First and foremost, patients are free to choose their practice as long as it does not report overcrowding or has no free therapy places. In the event of discrimination, patients are of course free to cancel their current practice and care immediately and start looking for a new practice.
In addition to the possibility of contacting various counselling centres, there are also separate anti-discrimination offices. In hospitals, there may be separate complaints offices or quality assurance centres where patients can report cases of discrimination.
It is also possible to file a complaint with the respective medical associations in the respective federal state. There are separate chambers for therapists. Among other things, the Gay Counselling Service Berlin has a guide for those affected by discrimination in the healthcare sector, which lists the various options.
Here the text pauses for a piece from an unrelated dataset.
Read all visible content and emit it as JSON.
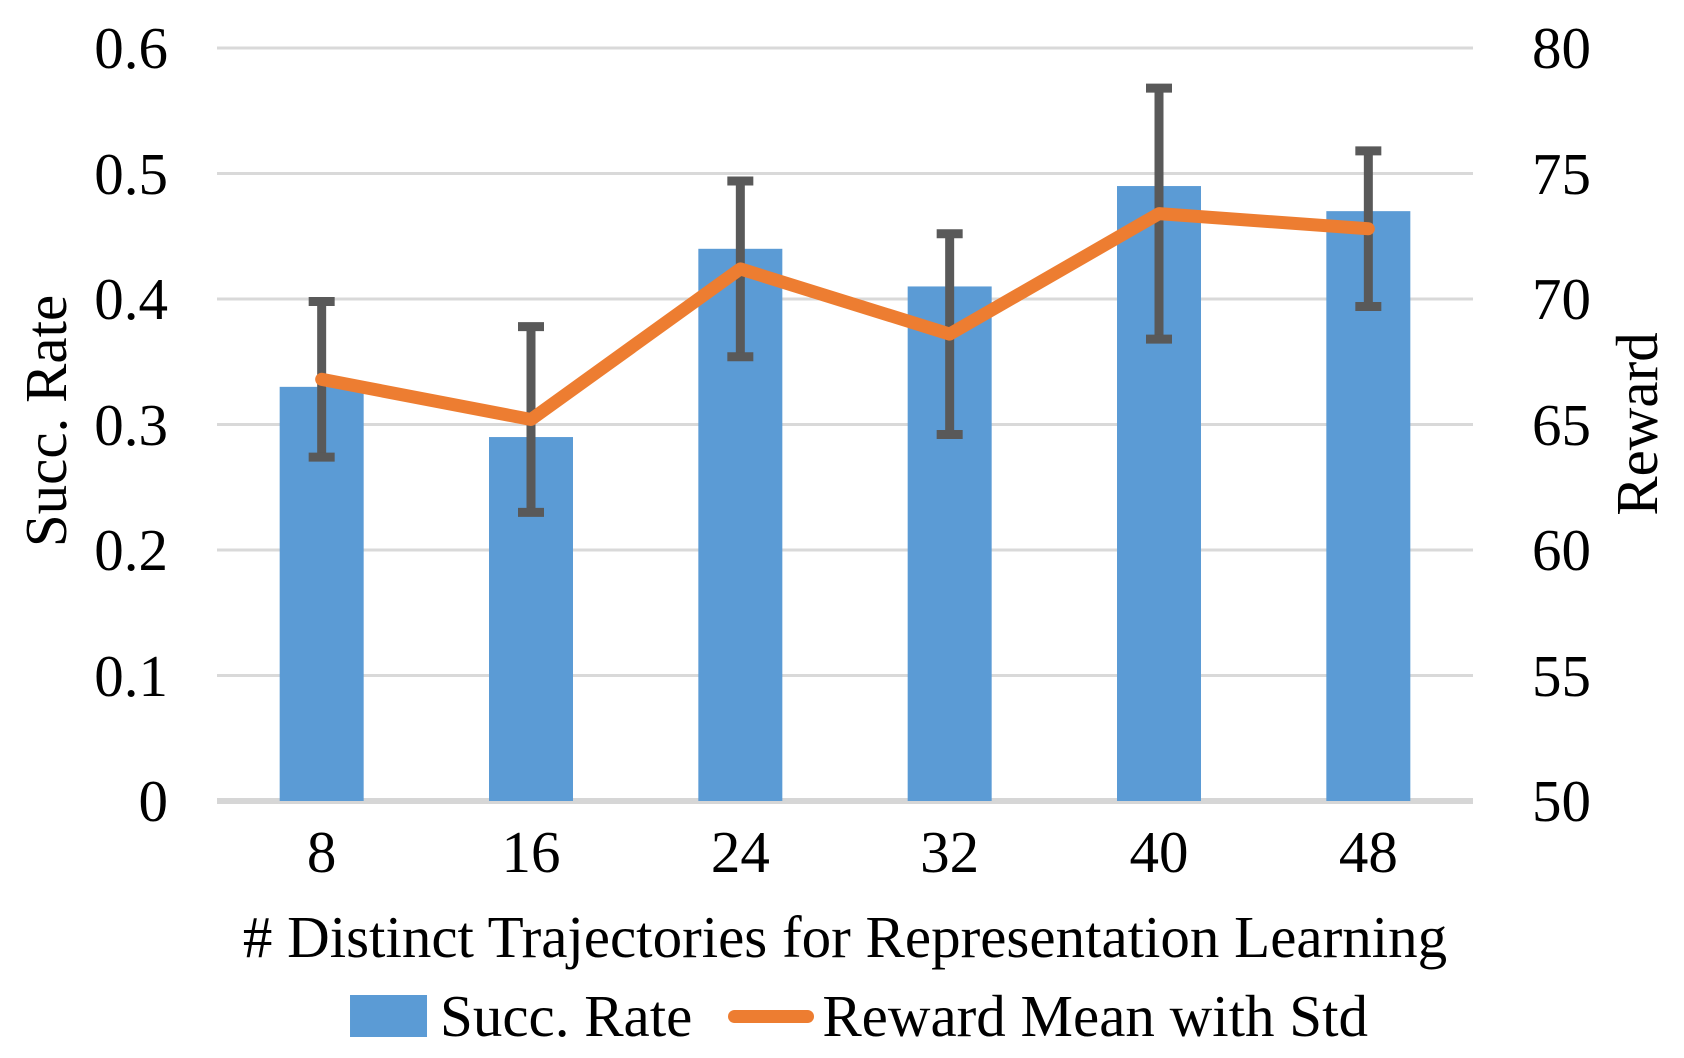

Legal action is only possible with the availability of legal resources, which can be a hindering factor.

Supporting Queermed’s work

As it will not be possible to completely prevent people in Germany from experiencing discrimination in the near future, in addition to the active further training of prospective and existing practitioners, there is a need for ways for patients who have experienced discrimination to avoid these experiences as far as possible. With the help of Queermed, positive recommendations can be shared with other people across Germany.

Ideally, this project would not be necessary. However, as long as there are still many people who receive no or poor treatment for health problems due to discrimination, Queermed offers a point of reference to highlight the doctors and therapists who offer a safe space for everyone, regardless of their origin, appearance, disability or sexual orientation.’